What polite society fails to grasp is that gas is not a social error. It is a mechanism of momentum. A kind of internal enforcement arm. A nudge from within. A reminder to the system that stagnation is unacceptable.
Think of it as peristaltic backup. A pressure-assisted intervention.
Because when things reach the splenic flexure and simply sit there—hesitating, negotiating, considering options—flatulence arrives like a mid-level operative with clearance to move things along.
Firmly. Decisively.
The greater the pressure, the greater the likelihood that the impasse resolves itself. Not diplomatically. Not gradually.

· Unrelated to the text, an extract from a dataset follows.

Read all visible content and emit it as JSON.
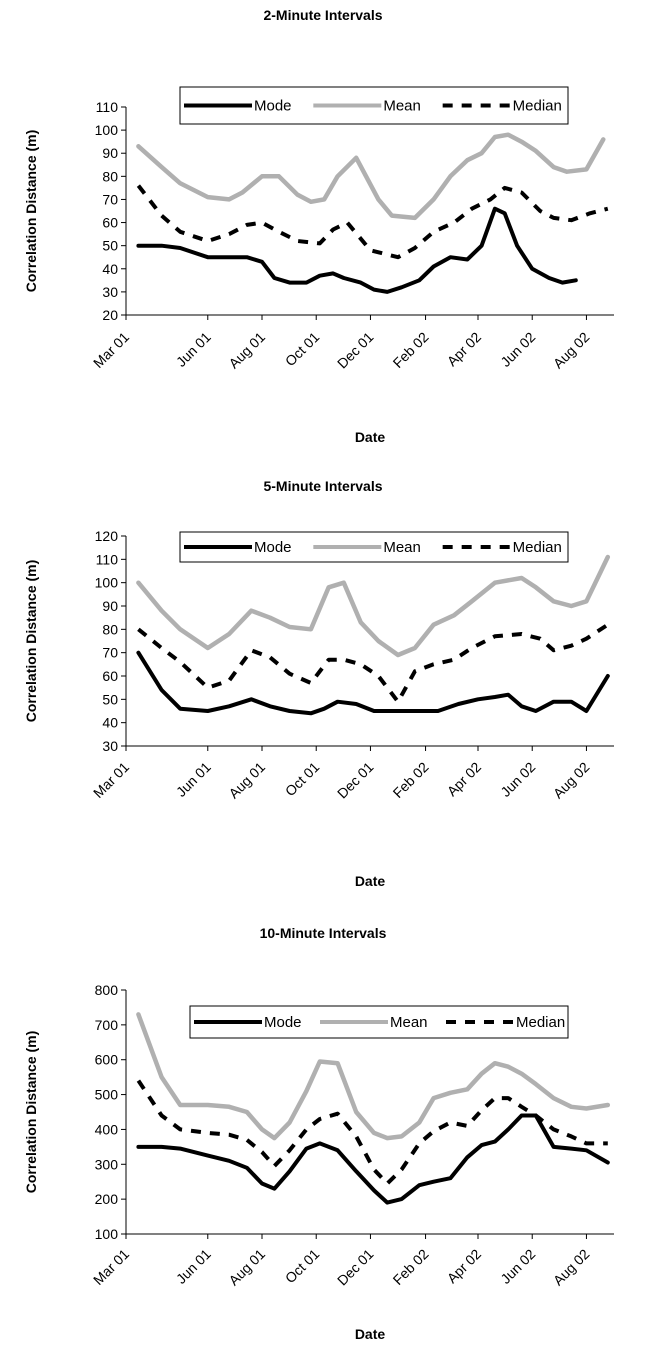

But with the kind of efficiency rarely seen in government or modern infrastructure.
And yet, we are told to suppress it.
Suppression has consequences.
Pressure denied is pressure deferred.
And deferred pressure, as any student of geopolitics—or digestion—knows, does not disappear. It accumulates. It waits. It builds toward a moment of undeniable expression.
Usually at the worst possible time.
So, perhaps it is time to rethink our position.
Perhaps flatulence is not the problem.
Perhaps it is the solution.
A natural corrective. A built-in failsafe. An occasionally audible guardian of forward progress.
And, most importantly, at the splenic flexure—where history shows that without a shove… the system clogs to a standstill.